HDT


On this page

    HDT is a highly compressed RDF dataset format that enables efficient triple pattern querying. Comunica enables executing SPARQL queries over HDT files, as it is one of the supported source types.

    Querying over HDT requires Comunica SPARQL HDT package (@comunica/query-sparql-hdt).

    1. Installation

    Since Comunica runs on Node.js, make sure you have Node.js installed on your machine. HDT requires GCC 4.9 or higher to be available.
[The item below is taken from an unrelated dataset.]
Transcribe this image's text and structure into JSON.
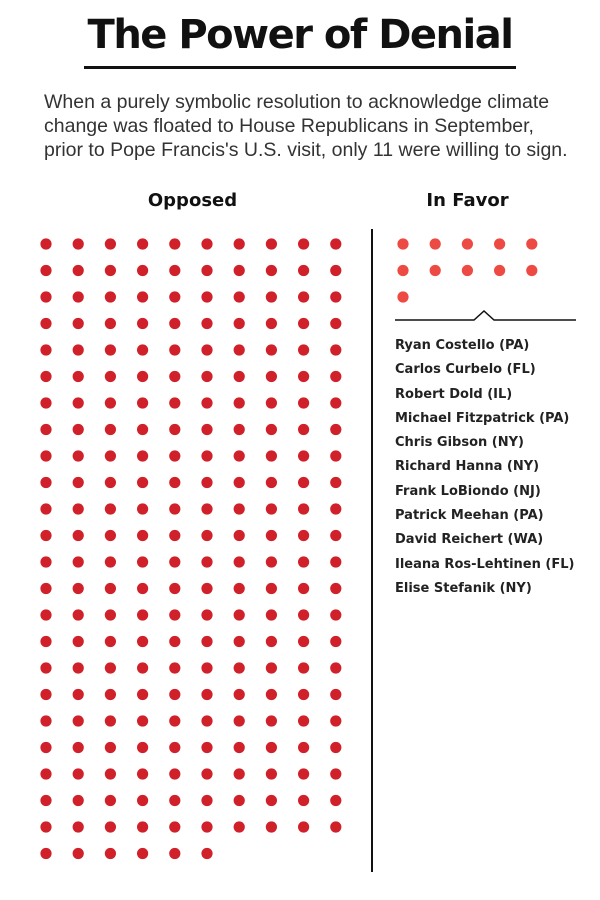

    Next, we can install Comunica SPARQL on our machine:

    $ npm install -g @comunica/query-sparql-hdt
    

    2. SPARQL querying over one HDT file

    After installing Comunica SPARQL HDT, you will be given access to several commands including comunica-sparql-hdt, which allows you to execute SPARQL queries from the command line.

    Just like comunica-sparql, this command requires one or more URLs to be provided as sources to query over. As last argument, as SPARQL query string can be provided.

    For example, the following query retrieves the first 100 triples a local HDT file:

    $ comunica-sparql-hdt hdt@path/to/myfile.hdt \
        "SELECT * WHERE { ?s ?p ?o } LIMIT 100"
    

    3. SPARQL querying over multiple HDT files

    Just like comunica-sparql, querying over multiple sources simply requires you to pass them after each other:

    $ comunica-sparql-hdt hdt@path/to/myfile1.hdt \
        hdt@path/to/myfile2.hdt \
        hdt@path/to/myfile3.hdt \
        "SELECT * WHERE { ?s ?p ?o } LIMIT 100"
    

    4. Learn more

    This guide only discussed the basic functionality of comunica-sparql-hdt. You can learn more options by invoking the help command, or by reading the Comunica SPARQL documentation:

    $ comunica-sparql-hdt --help
    

    The API for querying over HDT files in JavaScript apps is identical to Comunica SPARQL, and just requires importing @comunica/query-sparql-hdt instead of @comunica/query-sparql.

    In order to set up a SPARQL endpoint, comunica-sparql-hdt-http can be used, just like Comunica SPARQL.